もうかれこれ30年近く前、新宿の中央図書館でのこと。

自分と同世代とおぼしき数名の男女が覚束ない日本語で楽し気に話していたので思い切って話に割って入ったところ、彼らは韓国人の女性1人と他は皆香港人でした。皆同じ日本語学校に通っている友達だとのこと。すぐに打ち解けて、お互いに名前を名乗ったのですが、香港の人たちが全員、英語名を名乗ったのには驚きました。香港が長い間イギリスの植民地であったことを改めて実感した出来事でした。

そのうちの一人とは住所を交換し、その後、何度か手紙のやりとりはありました。

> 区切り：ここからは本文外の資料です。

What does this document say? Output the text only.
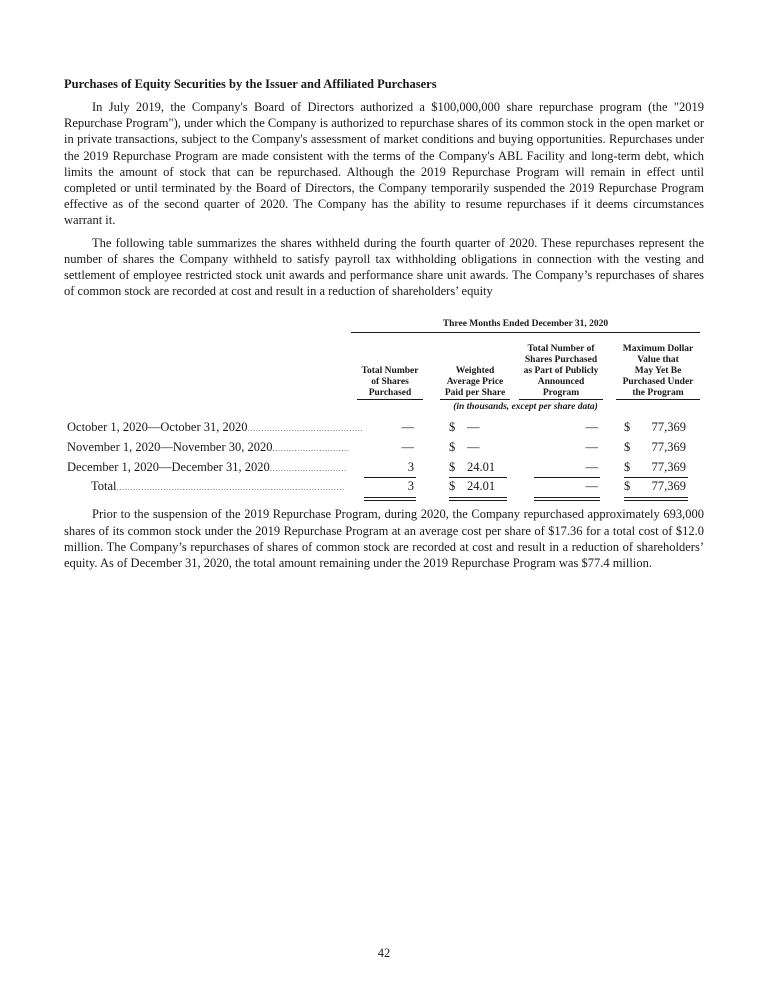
Purchases of Equity Securities by the Issuer and Affiliated Purchasers

In July 2019, the Company's Board of Directors authorized a $100,000,000 share repurchase program (the "2019 Repurchase Program"), under which the Company is authorized to repurchase shares of its common stock in the open market or in private transactions, subject to the Company's assessment of market conditions and buying opportunities. Repurchases under the 2019 Repurchase Program are made consistent with the terms of the Company's ABL Facility and long-term debt, which limits the amount of stock that can be repurchased. Although the 2019 Repurchase Program will remain in effect until completed or until terminated by the Board of Directors, the Company temporarily suspended the 2019 Repurchase Program effective as of the second quarter of 2020. The Company has the ability to resume repurchases if it deems circumstances warrant it.

The following table summarizes the shares withheld during the fourth quarter of 2020. These repurchases represent the number of shares the Company withheld to satisfy payroll tax withholding obligations in connection with the vesting and settlement of employee restricted stock unit awards and performance share unit awards. The Company’s repurchases of shares of common stock are recorded at cost and result in a reduction of shareholders’ equity

Three Months Ended December 31, 2020
Total Number
of Shares
Purchased
Weighted
Average Price
Paid per Share
Total Number of
Shares Purchased
as Part of Publicly
Announced
Program
Maximum Dollar
Value that
May Yet Be
Purchased Under
the Program
(in thousands, except per share data)
October 1, 2020—October 31, 2020..........................................	—	$ —	— $	77,369
November 1, 2020—November 30, 2020............................	—	$ —	— $	77,369
December 1, 2020—December 31, 2020............................	3	$ 24.01	— $	77,369
Total...................................................................................	3	$ 24.01	— $	77,369

Prior to the suspension of the 2019 Repurchase Program, during 2020, the Company repurchased approximately 693,000 shares of its common stock under the 2019 Repurchase Program at an average cost per share of $17.36 for a total cost of $12.0 million. The Company’s repurchases of shares of common stock are recorded at cost and result in a reduction of shareholders’ equity. As of December 31, 2020, the total amount remaining under the 2019 Repurchase Program was $77.4 million.

42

しかし、残念ながらいつの間にか音信不通になってしまいました。

彼らのことをよく想い出すようになったのは、去年からの香港の民主化デモ。デモの激化で死者まで出るなど香港が荒れているというニュースを聞く度に、彼ら彼女らは一体どうしているだろうか? 元気にやっているだろうか? と心配していました。

 手紙のやりとりをした彼が送ってくれたカセットテープ(まだそんな時代でした)に入っていた曲、Beyondというバンドの「長城」(「進め!電波少年」のオープニングに使われていたので聞いたことがある人は多いと思いますが)を久しぶりに聴いたところ、当時のことがつい昨日のことのように鮮やかに想い出されました。たった一回会っただけだけれど、流れ星のように清々しい想い出を残してくれた香港の若者たち。

香港が中国に飲み込まれようとしている今、どうかみんな無事で! と願わずにはいられません。